Operationalizing Machine Learning for GDPR

Operationalizing Machine Learning for GDPR

With its General Data Protection Regulation, Europe is calling on United States companies to rethink some of their core business models and data processes. And as organizations contend with life after GDPR, many of them are finding that the only thing they need to change about their data strategy is... everything. 

At the heart of GDPR, there’s a basic disagreement. In the U.S., we generally trust corporations over the government, and we will sacrifice privacy for convenience. Consider the big American idea to productize location data and build Google Maps. Europeans, however, generally trust the government over corporations. That’s why they’re willing to leave their passports at a hotel overnight, so the hotel can report on guest information to the government. It’s a concept that horrifies many Americans.

This cross-Atlantic tension is an unstable system, and an unstable system will eventually tend toward equilibrium. When the pendulum of GDPR tension finally comes to rest between Europe and the United States, the global approach to privacy will be fundamentally changed.

The first paragraph of GDPR states, “The protection of natural persons in relation to the processing of personal data is a fundamental human right.” The European regulators asserting this right have broadened its scope to include European citizens wherever their data resides. The result is that Americans are subject to sanctions under the EU regime on an ongoing basis.

The broad scope is also built into the language of the regulation. Every possible data action is governed: “basic principles for processing;” “data subjects rights” in 11 separate articles, from the “right to object” to the “right to be forgotten;” and all “transfers of personal data.” And the fines are as enormous as the scope: whichever is higher of up to 4% of the year’s profits or 20 million Euros.

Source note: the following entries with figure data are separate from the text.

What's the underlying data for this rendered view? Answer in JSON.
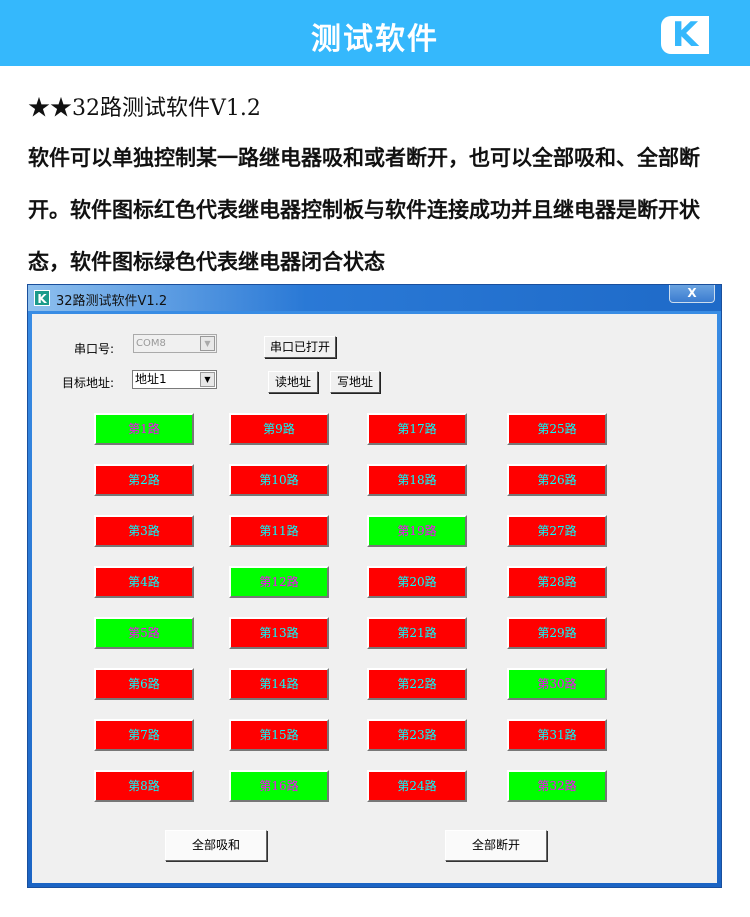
{
  "banner": {
    "title": "测试软件",
    "logo": "K"
  },
  "heading": "★★32路测试软件V1.2",
  "description": "软件可以单独控制某一路继电器吸和或者断开，也可以全部吸和、全部断开。软件图标红色代表继电器控制板与软件连接成功并且继电器是断开状态，软件图标绿色代表继电器闭合状态",
  "window": {
    "title": "32路测试软件V1.2",
    "icon": "K",
    "close_label": "X",
    "port_label": "串口号:",
    "port_value": "COM8",
    "port_button": "串口已打开",
    "addr_label": "目标地址:",
    "addr_value": "地址1",
    "read_button": "读地址",
    "write_button": "写地址",
    "all_on_button": "全部吸和",
    "all_off_button": "全部断开",
    "colors": {
      "on_bg": "#00ff00",
      "on_text": "#ff00ff",
      "off_bg": "#ff0000",
      "off_text": "#00ffff"
    },
    "relays": [
      {
        "label": "第1路",
        "on": true
      },
      {
        "label": "第2路",
        "on": false
      },
      {
        "label": "第3路",
        "on": false
      },
      {
        "label": "第4路",
        "on": false
      },
      {
        "label": "第5路",
        "on": true
      },
      {
        "label": "第6路",
        "on": false
      },
      {
        "label": "第7路",
        "on": false
      },
      {
        "label": "第8路",
        "on": false
      },
      {
        "label": "第9路",
        "on": false
      },
      {
        "label": "第10路",
        "on": false
      },
      {
        "label": "第11路",
        "on": false
      },
      {
        "label": "第12路",
        "on": true
      },
      {
        "label": "第13路",
        "on": false
      },
      {
        "label": "第14路",
        "on": false
      },
      {
        "label": "第15路",
        "on": false
      },
      {
        "label": "第16路",
        "on": true
      },
      {
        "label": "第17路",
        "on": false
      },
      {
        "label": "第18路",
        "on": false
      },
      {
        "label": "第19路",
        "on": true
      },
      {
        "label": "第20路",
        "on": false
      },
      {
        "label": "第21路",
        "on": false
      },
      {
        "label": "第22路",
        "on": false
      },
      {
        "label": "第23路",
        "on": false
      },
      {
        "label": "第24路",
        "on": false
      },
      {
        "label": "第25路",
        "on": false
      },
      {
        "label": "第26路",
        "on": false
      },
      {
        "label": "第27路",
        "on": false
      },
      {
        "label": "第28路",
        "on": false
      },
      {
        "label": "第29路",
        "on": false
      },
      {
        "label": "第30路",
        "on": true
      },
      {
        "label": "第31路",
        "on": false
      },
      {
        "label": "第32路",
        "on": true
      }
    ]
  }
}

It will be difficult to overstate the impacts that this regulation will have on American businesses, many of which are based on a premise that privacy can be sacrificed for convenience. Take away the premise, and the business model goes too.

Enterprise anxiety is high. In earnings calls from companies around the world, “GDPR” went from an average of 7 mentions in Q1 2017 to 177 mentions in Q1 2018, making it the top-mentioned regulation. Publishers are removing ad-related software. 80% of marketers stated concern that their tech vendors put them at risk of violating GDPR. Some Business Intelligence systems, which use personal information as fuel for analytics, are also at risk.

An unspoken agreement sparked two decades of digital growth: as consumers, we gave away our data in exchange for free and hyper-targeted services. As the famous saying goes: "When the product is free, you're the product." Now this digital bargain has broken down, and new privacy regulations are entering the scene, like the California Consumer Privacy Act (CCPA) and the NY SHIELD Act.

From reactive to proactive

There are two basic ways for an enterprise to respond to these new regulations. One is reactive, and the other is proactive.

In the reactive mode, businesses are bringing old data processes to new data challenges, like addressing Data Subject Requests at speed and at scale, and responding to data breaches in the GDPR's "long weekend" reporting period of 72 hours. They are combining manual review teams with decades-old search technology to do things that search was never built to do: reach into disparate databases and consolidate and correlate all the personal information (PI) it contains. 

While they’re building these new reactive processes, organizations are also building proactive processes. It is like rewiring the building while the electricity is still on.

In the proactive mode, organizations are seeking next-generation technology that can add an intelligence layer for understanding all this human-generated, unstructured data. These tools leverage artificial intelligence that can conform PI down to a standardized and interpretable structure, so users can both query and explore their previously dark data.

Rethinking privacy in the age of AI

One of the AI companies that is working with highly regulated enterprises to rethink privacy is Text IQ, where I serve as an advisor. AI companies like Text IQ are thriving because AI has gone from the lab to the mainstream, thanks to a combination of recent factors. The advent of big data, rapidly increasing compute power, new processing techniques, and better algorithms—these have all come together in a perfect storm, and mainstream adoption is the result.

Late last year, McKinsey surveyed 2,000 executives across 10 industries, and found that 47% of companies have embedded AI in their business processes. This represents a rapid increase in adoption: the 2017 study found that just 20% of respondents were using AI in a core part of their business.

As the privacy-convenience tension reaches for equilibrium, organizations are sorting through a lot of generalized excitement around AI, and seeking to “bring it in.” With the right capabilities, these companies embrace GDPR as an opportunity rather than as a threat, and build a new data strategy from the ground up.